The government's prompt actions and response to clarion call of value added sector confirm that it wants to underpin down stream industry at the cost of upstream industry. The demand of value added sector is swelling up unabatedly. Even the withdrawal of custom duty on import of cotton yarn could not improve the situation.
Last week, Prime Minister took notice of the situation and planned to meet with the representatives of both value added sector and Aptma, informs Yasin, who expects reduction in regulatory duty on export to 0.5 per cent.
Value added sector is also highly hopeful the government would extend current export regulatory duty beyond 60 days. They are seeking revival of 30 per cent duty, which the government had cut to 15 on protests of textile mills in recent past. Their optimism was based on last decisions that lay besides their desires.
Chairman Pakistan Apparel Forum, Jawed Bilwani says NA Standing Committee on Textile favoured value added sector's stance on controlling prices of cotton yarn through discouraging exports. Senate Standing Committee on Textile after a meeting with both advocated the judgment given by the NA's body. "We are working for the national interests," he asserts. As far as the helm of value added sector is in his hand, he has a befitting set of mind to bear down on forceful tradeoffs.

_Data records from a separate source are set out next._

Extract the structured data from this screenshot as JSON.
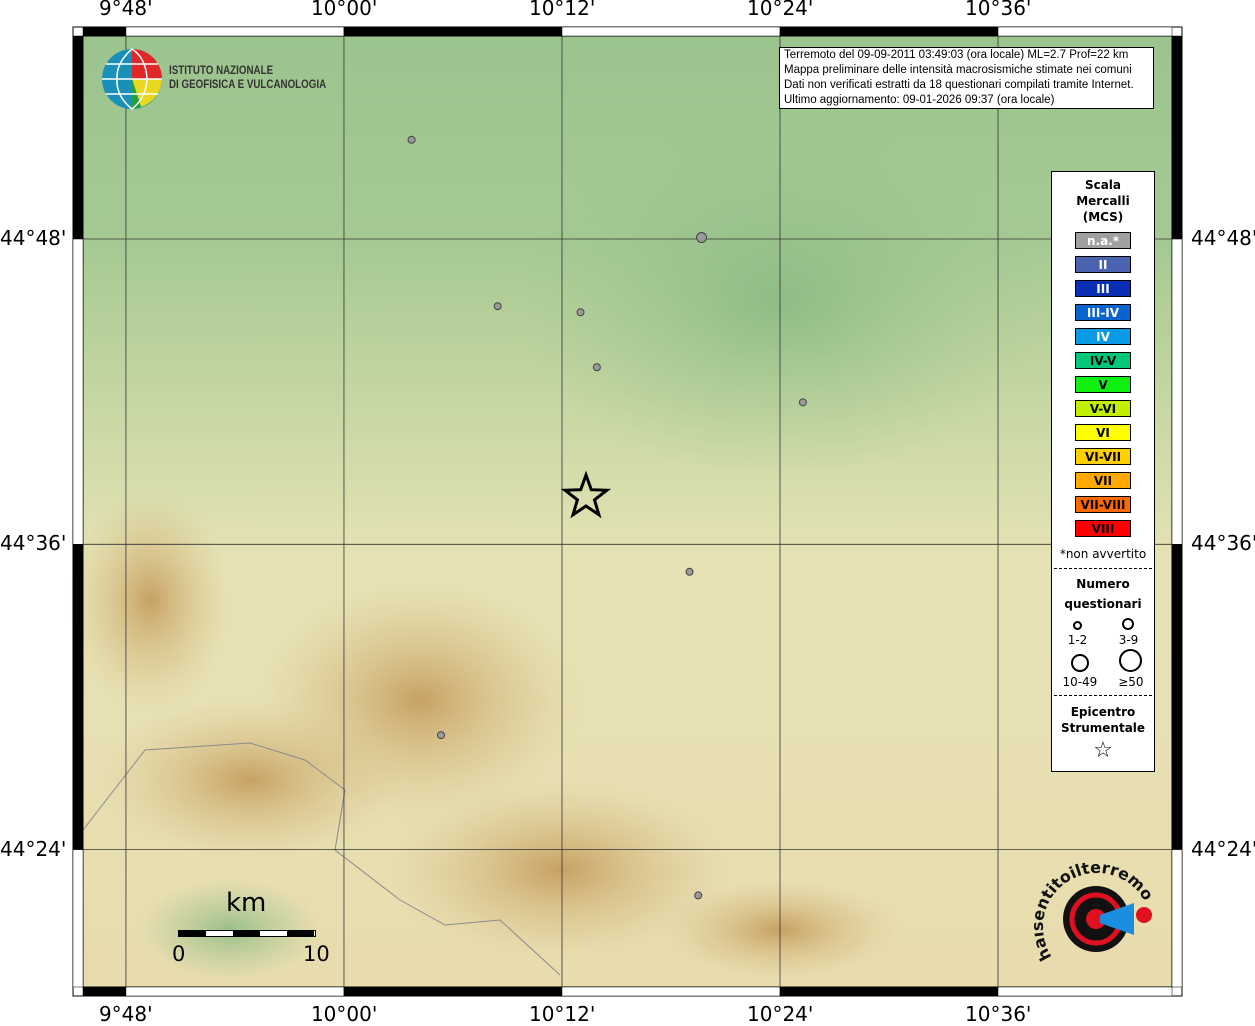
{
  "map": {
    "extent": {
      "lon_min": 9.7606,
      "lon_max": 10.7596,
      "lat_min": 44.31,
      "lat_max": 44.933
    },
    "lon_ticks": [
      {
        "value": 9.8,
        "label": "9°48'"
      },
      {
        "value": 10.0,
        "label": "10°00'"
      },
      {
        "value": 10.2,
        "label": "10°12'"
      },
      {
        "value": 10.4,
        "label": "10°24'"
      },
      {
        "value": 10.6,
        "label": "10°36'"
      }
    ],
    "lat_ticks": [
      {
        "value": 44.8,
        "label": "44°48'"
      },
      {
        "value": 44.6,
        "label": "44°36'"
      },
      {
        "value": 44.4,
        "label": "44°24'"
      }
    ],
    "epicenter": {
      "lon": 10.222,
      "lat": 44.631
    },
    "points": [
      {
        "lon": 10.062,
        "lat": 44.865,
        "intensity": "n.a.",
        "questionnaires": "1-2"
      },
      {
        "lon": 10.328,
        "lat": 44.801,
        "intensity": "n.a.",
        "questionnaires": "3-9"
      },
      {
        "lon": 10.141,
        "lat": 44.756,
        "intensity": "n.a.",
        "questionnaires": "1-2"
      },
      {
        "lon": 10.217,
        "lat": 44.752,
        "intensity": "n.a.",
        "questionnaires": "1-2"
      },
      {
        "lon": 10.232,
        "lat": 44.716,
        "intensity": "n.a.",
        "questionnaires": "1-2"
      },
      {
        "lon": 10.421,
        "lat": 44.693,
        "intensity": "n.a.",
        "questionnaires": "1-2"
      },
      {
        "lon": 10.317,
        "lat": 44.582,
        "intensity": "n.a.",
        "questionnaires": "1-2"
      },
      {
        "lon": 10.089,
        "lat": 44.475,
        "intensity": "n.a.",
        "questionnaires": "1-2"
      },
      {
        "lon": 10.325,
        "lat": 44.37,
        "intensity": "n.a.",
        "questionnaires": "1-2"
      }
    ],
    "point_color": "#9a9a9a"
  },
  "info": {
    "line1": "Terremoto del 09-09-2011 03:49:03 (ora locale) ML=2.7 Prof=22 km",
    "line2": "Mappa preliminare delle intensità macrosismiche stimate nei comuni",
    "line3": "Dati non verificati estratti da 18 questionari compilati tramite Internet.",
    "line4": "Ultimo aggiornamento: 09-01-2026 09:37 (ora locale)"
  },
  "logo_ingv": {
    "line1": "ISTITUTO NAZIONALE",
    "line2": "DI GEOFISICA E VULCANOLOGIA"
  },
  "logo_hsit": "www.haisentitoilterremoto.it",
  "legend": {
    "title1": "Scala",
    "title2": "Mercalli",
    "title3": "(MCS)",
    "classes": [
      {
        "label": "n.a.*",
        "color": "#a0a0a0"
      },
      {
        "label": "II",
        "color": "#4a62b0"
      },
      {
        "label": "III",
        "color": "#0a2fb5"
      },
      {
        "label": "III-IV",
        "color": "#0a64d0"
      },
      {
        "label": "IV",
        "color": "#0a9ae6"
      },
      {
        "label": "IV-V",
        "color": "#00c878"
      },
      {
        "label": "V",
        "color": "#10f010"
      },
      {
        "label": "V-VI",
        "color": "#c0f000"
      },
      {
        "label": "VI",
        "color": "#ffff00"
      },
      {
        "label": "VI-VII",
        "color": "#ffd000"
      },
      {
        "label": "VII",
        "color": "#ffa800"
      },
      {
        "label": "VII-VIII",
        "color": "#ff6a00"
      },
      {
        "label": "VIII",
        "color": "#ff0000"
      }
    ],
    "note": "*non avvertito",
    "q_title1": "Numero",
    "q_title2": "questionari",
    "q_classes": [
      "1-2",
      "3-9",
      "10-49",
      "≥50"
    ],
    "epi_title1": "Epicentro",
    "epi_title2": "Strumentale"
  },
  "scalebar": {
    "unit": "km",
    "min": "0",
    "max": "10"
  }
}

Yasin Saddik refuses the demand of regulatory duty on export of cotton yarn is popular within the value added sector. Some of them want free market mechanism to flourish in the country, he says saying they give us moral support to fight our case. In fact, there is no shortfall, argues Yasin. Total production of cotton yarn per month is average 240,000 tonnes while demand of local market can be met with a little over 180,000 tonnes. On an average, the country exports 50,000 tonnes of yarn per month during last ten years. "We cannot throw the surplus in to the sea," remarks chairman Aptma (Sindh-Balochistan).
Local yarn gets good price in international market. It is obvious that when it does not receive good price in local market, spinners eye trade across the border. After all, they have invested a significant 5 to 6 billion dollars in the industry, "and seeking profits is their rights," wrote Dr Mirza Ikhtiar Baig, advisor to Prime Minister on Textile in his column in a local daily.
Dr Baig, who personally belongs to textile manufacturing sector, while apparently defending the desire of profits of spinners said that because of profits they had become able to pay off their debts and improve balance sheet positions.